Schirra J, Kuwert P, Wank U, Leicht P, Arnold R, Göke B, Katschinski M
Clinical Research Unit of Gastrointestinal Endocrinology, Philipps-University, Marburg, Germany.
Proc Assoc Am Physicians. 1997 Jan;109(1):84-97.
In this study of eight healthy male volunteers, we investigated the effects of graded doses of subcutaneous glucagon like peptide-1(7-36)amide (GLP-1) on: 1) the gastric emptying pattern of a mixed liquid meal (300 kcal); 2) pancreatic enzyme secretion; 3) antroduodenal motility; and 4) the glycemic response as well as releases of insulin, C-peptide, and glucagon. GLP-1, 0.125 nmol/kg, or 0.25 nmol/kg, or placebo was injected subcutaneously 5 min before meal ingestion. Subcutaneous GLP-1 dose-dependently prolonged the lag period (i.e., the time to reach maximal velocity of gastric emptying) by 46.2% (low dose) and 93.7% (high dose) (p < .05) but left unaltered maximal emptying velocity, total emptying time, and exponential emptying rate. With and without GLP-1, a fed motor pattern was induced by the meal and was terminated by an antral phase III when 98% of the meal had emptied. In parallel to the prolonged lag period, GLP-1 dose-dependently inhibited antral and duodenal motility and coordinated antroduodenal contractions by > 50% (low dose) and > 70% (high dose) (p < .05). GLP-1 initially reduced and thereafter transiently stimulated pancreatic enzyme secretion. This pattern correlated with the prolonged lag period and mirrored the delayed gastric emptying. GLP-1 retarded and diminished the postprandial glucose peak and reduced the total plasma glucose response by 46.6% (low dose) and by 59.4% (high dose) (p < .05). Both doses of GLP-1 delayed the postprandial insulin peak, enhanced total insulin release, and diminished postprandial responses of glucagon and pancreatic polypeptide. The duration of the lag period strongly correlated with the timing of postprandial glucose and insulin peaks (p < .001). The initial delay of gastric emptying, the enhancement of postprandial insulin release, and the inhibition of postprandial glucagon release were independent determinants (p < .01-.05) of the postprandial glucose response after subcutaneous administration of GLP-1.

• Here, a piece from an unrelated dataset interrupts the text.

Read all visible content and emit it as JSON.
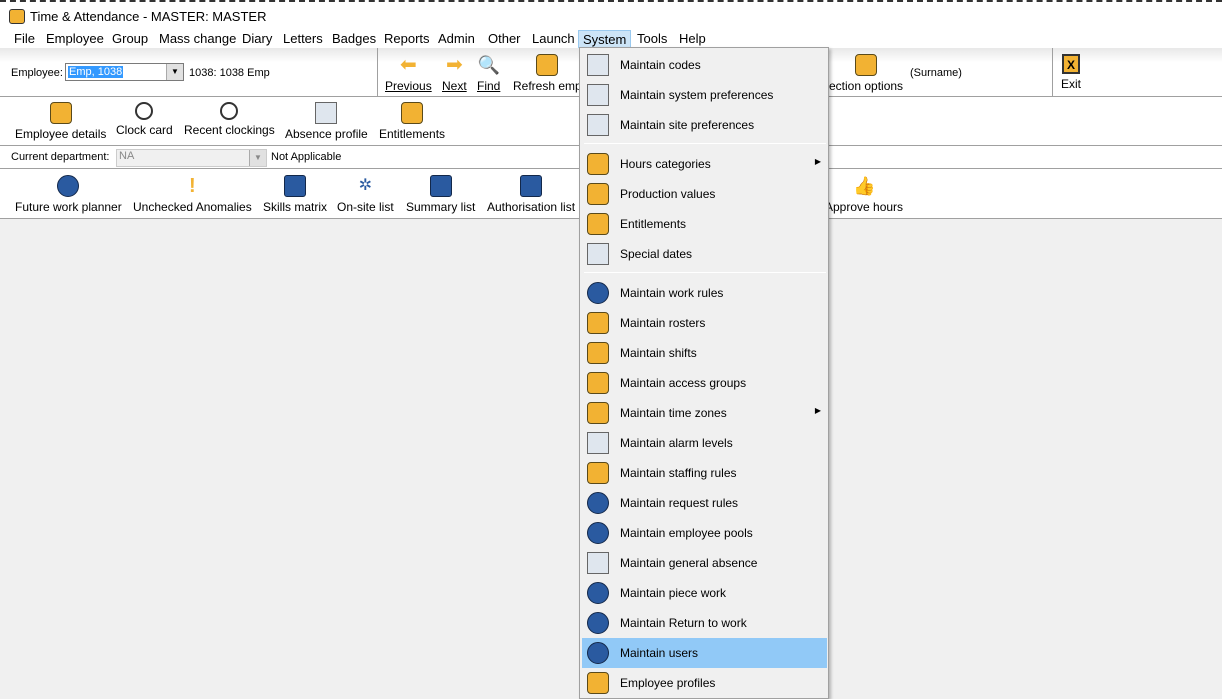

在这项针对8名健康男性志愿者的研究中,我们调查了不同剂量皮下注射胰高血糖素样肽-1(7-36)酰胺(GLP-1)对以下方面的影响:1)混合液体餐(300千卡)的胃排空模式;2)胰腺酶分泌;3)胃十二指肠运动;4)血糖反应以及胰岛素、C肽和胰高血糖素的释放。在进餐前5分钟皮下注射0.125 nmol/kg、0.25 nmol/kg的GLP-1或安慰剂。皮下注射GLP-1剂量依赖性地使延迟期(即达到胃排空最大速度的时间)延长了46.2%(低剂量)和93.7%(高剂量)(p<0.05),但最大排空速度、总排空时间和指数排空率未改变。无论有无GLP-1,进餐均诱导出进食运动模式,并在98%的餐食排空时由胃窦III期终止。与延迟期延长并行,GLP-1剂量依赖性地抑制胃窦和十二指肠运动,并使胃十二指肠收缩协调性提高>50%(低剂量)和>70%(高剂量)(p<0.05)。GLP-1最初减少,随后短暂刺激胰腺酶分泌。这种模式与延迟期延长相关,并反映了胃排空延迟。GLP-1延迟并减弱了餐后血糖峰值,使血浆葡萄糖总反应降低了46.6%(低剂量)和59.4%(高剂量)(p<0.05)。两种剂量的GLP-1均延迟了餐后胰岛素峰值,增强了胰岛素总释放,并减弱了胰高血糖素和胰多肽的餐后反应。延迟期的持续时间与餐后血糖和胰岛素峰值的时间密切相关(p<0.001)。皮下注射GLP-1后,胃排空的初始延迟、餐后胰岛素释放的增强以及餐后胰高血糖素释放的抑制是餐后血糖反应的独立决定因素(p<0.01-0.05)。